Price Brothers & Company Limited was a lumber firm from Quebec founded in 1820 as William Price Company by William Price. Following the death of Price Sr sons William Evan Price and Evans John Price took over and the firm became Price Brothers and Company Limited.

In 1910 the company became Price Brothers Limited as (Sir) William Price III took control of the family firm. After Sir William's death in 1924, his sons John Herbert and Arthur Clifford Price assumed control. In the 1930s the Price family lost control and the firm was sold. Price Brothers and Company was renamed Price Limited in 1966 and was acquired by Abitibi Power and Paper Co. and became Abitibi-Price in 1974. When Abitibi-Price became Abitibi-Consolidated in 1997, the Price name finally disappeared.

===Abitibi===
Abitibi Pulp and Paper Co. Ltd. was founded in 1912 at Iroquois Falls, Ontario on the Abitibi River by Frank Harris Anson.
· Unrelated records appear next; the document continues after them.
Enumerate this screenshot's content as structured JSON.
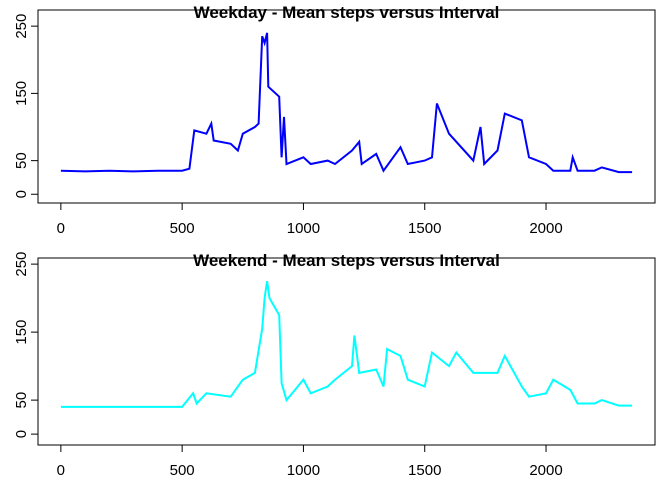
{
  "chart_data": [
    {
      "type": "line",
      "title": "Weekday - Mean steps versus Interval",
      "color": "#0000ff",
      "x": [
        0,
        100,
        200,
        300,
        400,
        500,
        530,
        550,
        600,
        620,
        630,
        700,
        730,
        750,
        800,
        815,
        830,
        840,
        850,
        855,
        900,
        910,
        920,
        930,
        1000,
        1030,
        1100,
        1130,
        1200,
        1230,
        1240,
        1300,
        1330,
        1400,
        1430,
        1500,
        1530,
        1550,
        1600,
        1700,
        1730,
        1745,
        1800,
        1830,
        1900,
        1930,
        2000,
        2030,
        2100,
        2110,
        2130,
        2200,
        2230,
        2300,
        2355
      ],
      "values": [
        35,
        34,
        35,
        34,
        35,
        35,
        38,
        95,
        90,
        105,
        80,
        75,
        65,
        90,
        100,
        105,
        235,
        225,
        240,
        160,
        145,
        55,
        115,
        45,
        55,
        45,
        50,
        45,
        65,
        78,
        45,
        60,
        35,
        70,
        45,
        50,
        55,
        135,
        90,
        50,
        100,
        45,
        65,
        120,
        110,
        55,
        45,
        35,
        35,
        55,
        35,
        35,
        40,
        33,
        33
      ],
      "xlim": [
        -94.2,
        2449.2
      ],
      "ylim": [
        -13,
        274
      ],
      "xticks": [
        0,
        500,
        1000,
        1500,
        2000
      ],
      "yticks": [
        0,
        50,
        150,
        250
      ]
    },
    {
      "type": "line",
      "title": "Weekend - Mean steps versus Interval",
      "color": "#00ffff",
      "x": [
        0,
        100,
        200,
        300,
        400,
        500,
        545,
        560,
        600,
        700,
        750,
        800,
        830,
        840,
        850,
        860,
        900,
        910,
        930,
        1000,
        1030,
        1100,
        1130,
        1200,
        1210,
        1230,
        1300,
        1330,
        1345,
        1400,
        1430,
        1500,
        1530,
        1600,
        1630,
        1700,
        1800,
        1830,
        1900,
        1930,
        2000,
        2030,
        2100,
        2130,
        2200,
        2230,
        2300,
        2355
      ],
      "values": [
        40,
        40,
        40,
        40,
        40,
        40,
        60,
        45,
        60,
        55,
        80,
        90,
        155,
        200,
        225,
        200,
        175,
        75,
        50,
        80,
        60,
        70,
        80,
        100,
        145,
        90,
        95,
        70,
        125,
        115,
        80,
        70,
        120,
        100,
        120,
        90,
        90,
        115,
        70,
        55,
        60,
        80,
        65,
        45,
        45,
        50,
        42,
        42
      ],
      "xlim": [
        -94.2,
        2449.2
      ],
      "ylim": [
        -16,
        259
      ],
      "xticks": [
        0,
        500,
        1000,
        1500,
        2000
      ],
      "yticks": [
        0,
        50,
        150,
        250
      ]
    }
  ]
}
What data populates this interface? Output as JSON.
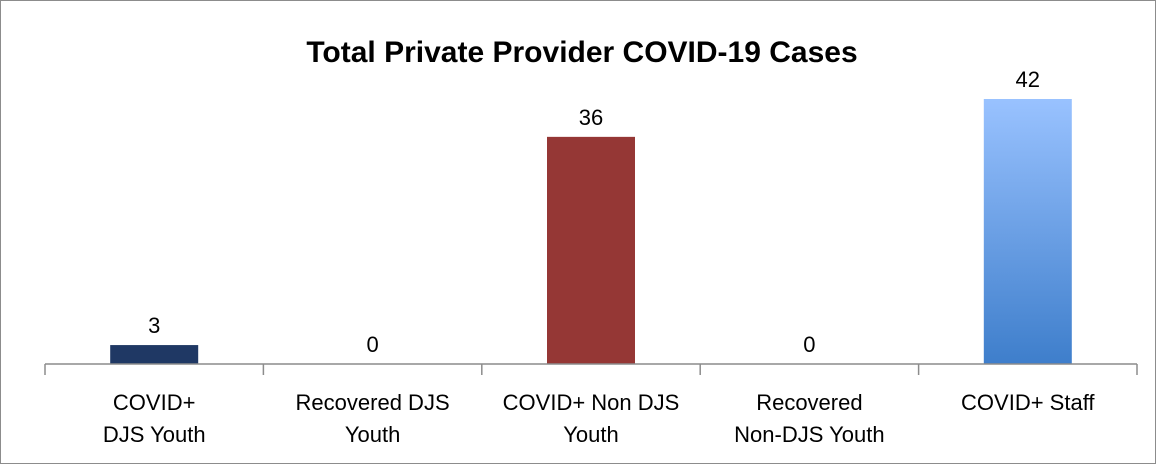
{
  "chart_data": {
    "type": "bar",
    "title": "Total Private Provider COVID-19 Cases",
    "categories": [
      [
        "COVID+",
        "DJS Youth"
      ],
      [
        "Recovered DJS",
        "Youth"
      ],
      [
        "COVID+ Non DJS",
        "Youth"
      ],
      [
        "Recovered",
        "Non-DJS Youth"
      ],
      [
        "COVID+ Staff"
      ]
    ],
    "values": [
      3,
      0,
      36,
      0,
      42
    ],
    "data_labels": [
      "3",
      "0",
      "36",
      "0",
      "42"
    ],
    "colors": [
      "#1f3864",
      "#1f3864",
      "#953735",
      "#953735",
      "#4a86d0"
    ],
    "staff_gradient": [
      "#99c2ff",
      "#3e7ecb"
    ],
    "xlabel": "",
    "ylabel": "",
    "ylim": [
      0,
      42
    ],
    "grid": false,
    "legend": "none"
  }
}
The following February, the company name was changed to Abitibi Power and Paper Co. Ltd. to reflect the power generation business it created through the need to build a dam to generate electricity for its mill. The company expanded to other locations in Ontario where it also built dams and operated hydro electric power stations. Wherever the company built a mill, a new town sprang up around it and it even built radio stations such as CFCH in Iroquois Falls to serve these remote new communities. The company acquired other small lumber operations and grew to become a major force in the North American newsprint business but the Great Depression forced the company to file for bankruptcy protection on September 10, 1932. A Royal commission was held to enquire into the company's affairs, with its report issued in March 1941. It remained under the control of the Court-appointed Receiver until 1946, the longest such receivership in Canadian history. Emerging from bankruptcy, the company prospered in the post-World War II industrial boom and in 1965 changed its name to the Abitibi Paper Company Ltd. In 1974, Abitibi purchased a controlling interest in Price Brothers & Company Limited, which had extensive operations in Quebec and whose vast forestry business dated back to the William Price Company established in Quebec City in 1820. The merger of Abitibi and Price Brothers made it the world's biggest newsprint producer. In 1979, the corporate name was changed to Abitibi-Price Inc. and in 1981 it was taken over by Olympia and York Developments Ltd. In 1982, Abitibi-Price bought out the Hilroy companies, whose founder, Roy Hill, had been a member of the Abitibi board of directors and had died in 1978. With the purchase of Hilroy, Abitibi-Price became the premiere vertically-integrated supplier of office stationery in the Canadian market. The collapse of Olympia and York in 1992 resulted in the consortium of banks being forced to take control of Abitibi-Price Inc. for a short time until they sold it through a public share issue in 1994. The share issue also entailed the divestment and sale of Hilroy to the Mead Corporation.

===Consolidated===
The Bathurst Power and Paper Company Ltd. built a mill in Bathurst, New Brunswick in 1914. Majority control of the company was obtained in the late 1930s by Arthur J. Nesbitt and his partner Peter A. T. Thomson through their holding company, Power Corporation of Canada. In the early 1960s, Power Corporation bought the Consolidated Paper Company. When Paul Desmarais acquired control of Power Corporation in 1968, the two companies were merged to become Consolidated-Bathurst Inc., which, in 1989, was sold to Stone Container Corporation of Chicago, Illinois who renamed it Stone Consolidated Inc.

===Acquisitions===
In 2000, Abitibi-Consolidated acquired a majority shareholding in Canadian integrated forest products company Donohue Inc.

== Merger with Bowater==
On January 29, 2007, Bowater and Abitibi-Consolidated announced they would be merging to create AbitibiBowater. The merger created the third largest pulp and paper company in North America, and the eighth largest in the world. Following the merger, Abitibi-Consolidated was rated B1, B+ and B+ by Moody's, Standard & Poor's and Fitch Ratings respectively.